Me doy la vuelta y me meto en mi despacho, no sin antes ver que acabo de arrancarle una sonrisa al Estirado. Y qué sonrisa...

Llego a casa y no hay nadie. Respiro aliviada. Pero el alivio solo me dura unos segundos, hasta que vuelvo a oír la llave en la cerradura. Acelero el paso hasta la habitación y cierro la puerta.

—¡¿Emily?!

Oh, Dios, viene cabreado. Me siento en el borde de la cama e intento controlar mi respiración y calmarme.

—¡¡Emily!!

—¡Estoy en la habitación!

Me levanto de la cama y espero a que entre por la puerta con los ojos cerrados. Oigo el golpe de ésta contra la pared y sus pasos acercándose a mí. Noto como desliza su mano por mi cuello y me coge del pelo tirándome fuerte. Sus labios me rozan la oreja, antes solía calentarme y erizarme la piel con ese roce, pero ahora ya no siento nada de placer cuando lo hace, solo miedo. Su aliento huele a alcohol.

—No vuelvas a colgarme el teléfono, nunca.

—Mi jefe... mi jefe entró y... y...

—¡¡Me importa una mierda tu jefe!!

Me tira del pelo con más fuerza y me dobla el cuello hasta que me duele.

—George, está bien... no... No me hagas daño.

—Eres una zorra desobediente, y es lo que te mereces, ¡¿me oyes?!

—Sí, pero por favor...

Comienzo a sollozar.

—Quítate la ropa.

—Pero George no quiero...

—¡¡Qué te quites la ropa he dicho!!

Me suelta el pelo y me empuja. Me desnudo despacio mientras las lágrimas me caen rodando por las mejillas. Al menos no me ha golpeado, aún...

—¿Quieres darte prisa?

Me quito las bragas y me quedo de pie quieta. Se acerca a mí despacio. Repite el mismo movimiento de su mano en mi cuello pero ahora con más delicadeza.

—No llores, mi amor.

Muevo la cabeza negando, pero estoy muerta de miedo.
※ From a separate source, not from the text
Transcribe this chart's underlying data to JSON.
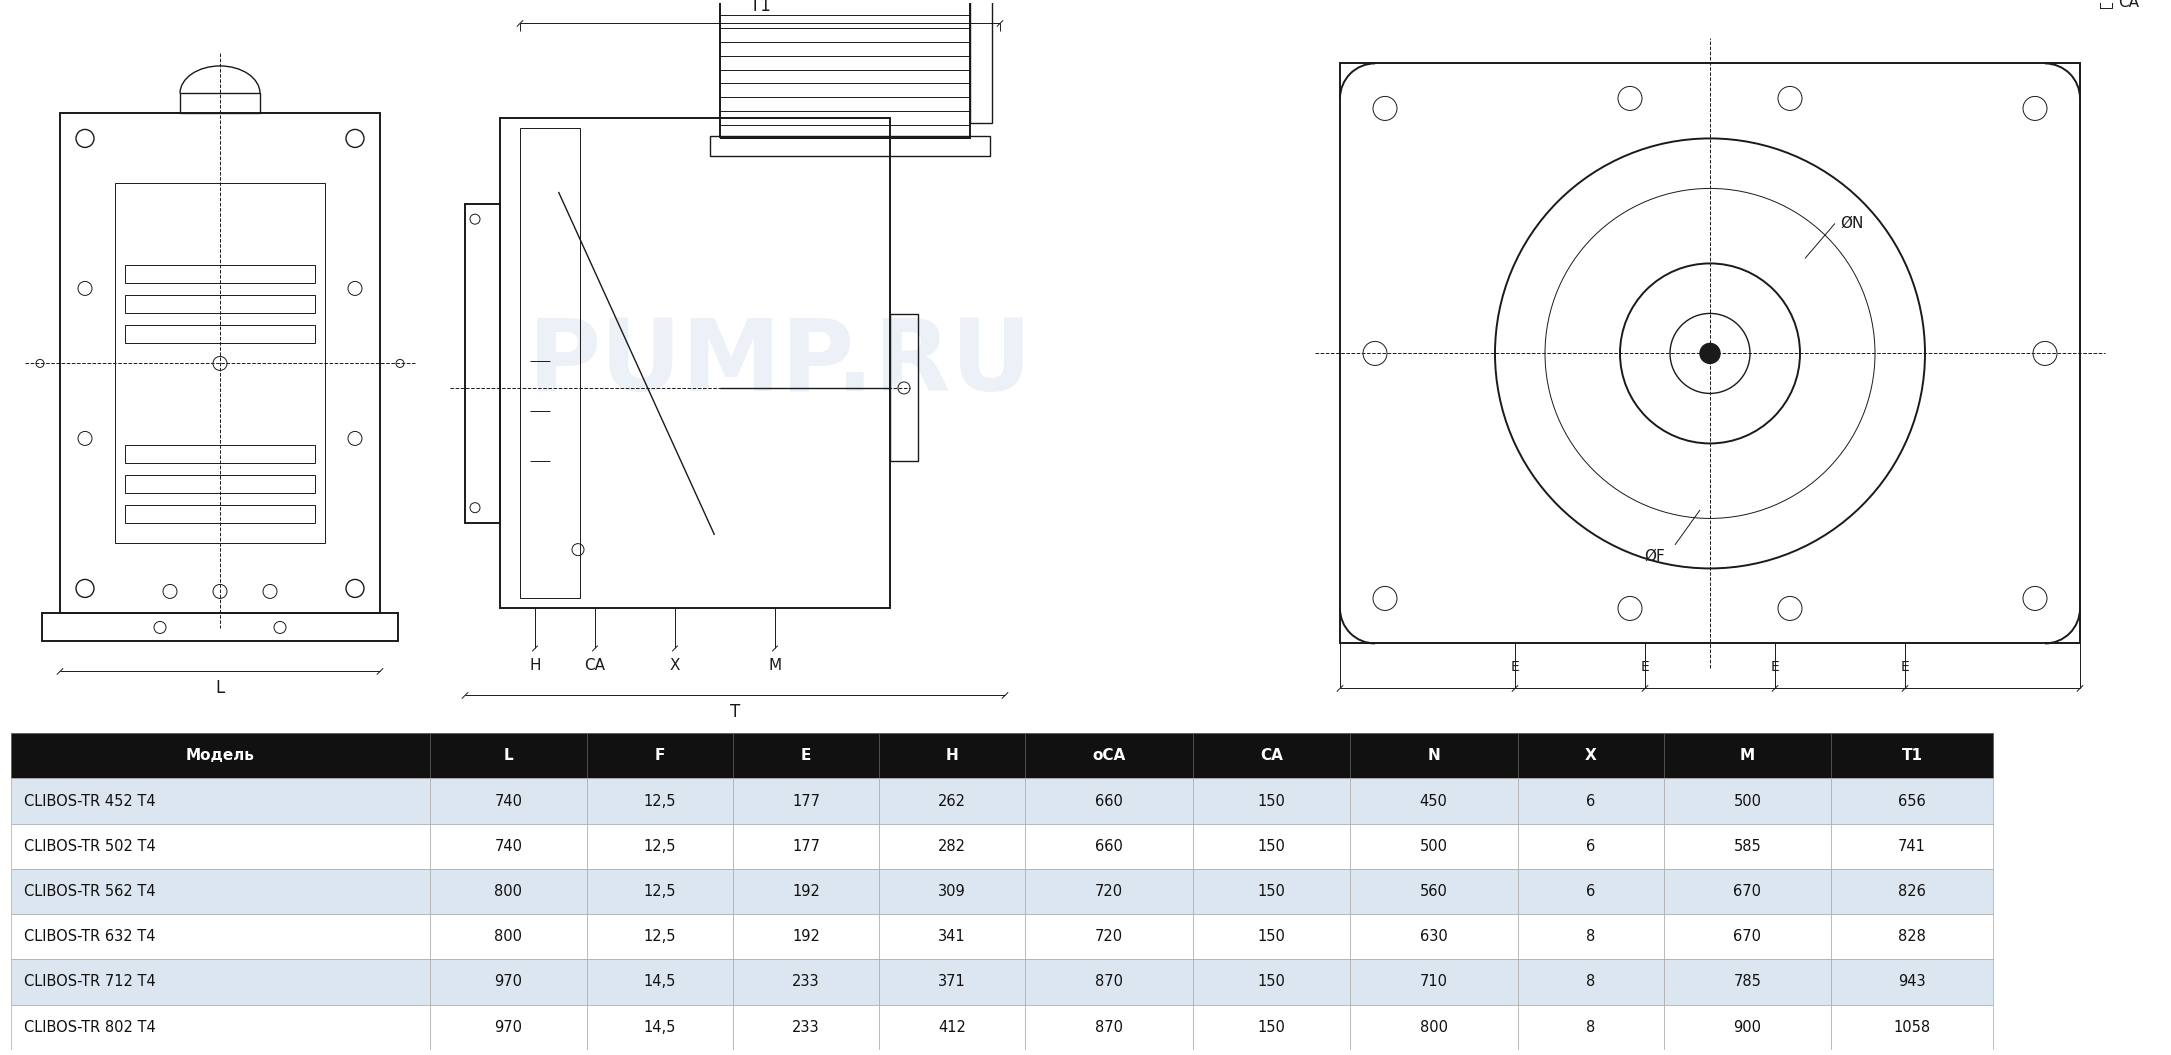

Suena un teléfono. Me mira con el ceño fruncido.

—No es el mío.

Me suelta y sale de la habitación. Le oigo maldecir y cagarse en todos los muertos de alguien. Por Dios, que no le cabreen más... Después sus pasos de vuelta a la habitación.

—Tengo que irme, Em.

Asiento con la cabeza mientras el alivio inunda mi cuerpo.

—Vale.

—No sé si volveré esta noche.

Por mí como si no vuelves nunca. Se acerca a mí y me da un beso en los labios. Yo me armo de valor para decirle mis planes del fin de semana, cuanto antes lo sepa y me lleve el guantazo, mejor.

—George...este fin de semana voy a salir con Miranda por ahí.

Me lo ha propuesto a última hora y me apetece mucho salir y olvidarme un poco de todo por una noche.

—Ya veremos.

—No, ya veremos no. Voy a salir, no te estoy pidiendo permiso.

Vuelve a cabrearse.

—Emily, no me pongas de más mala hostia. Te he dicho que ya veremos.

—¿Tú te puedes ir un fin de semana entero con los gilipollas de tus...?

¡Zas! Me vuelve la cara de un guantazo.

—Da gracias a que me tengo que ir. Si no te iba a enseñar a no llevarme la contraria, y menos aún cuando estoy cabreado.

Me pongo la mano en la mejilla para calmar el dolor e intento aguantar las lágrimas. No quiero que el desgraciado vuelva a verme llorar.

Cuando sale por la puerta vuelvo a vestirme, me pongo el abrigo y salgo a la calle a dar una vuelta y pensar.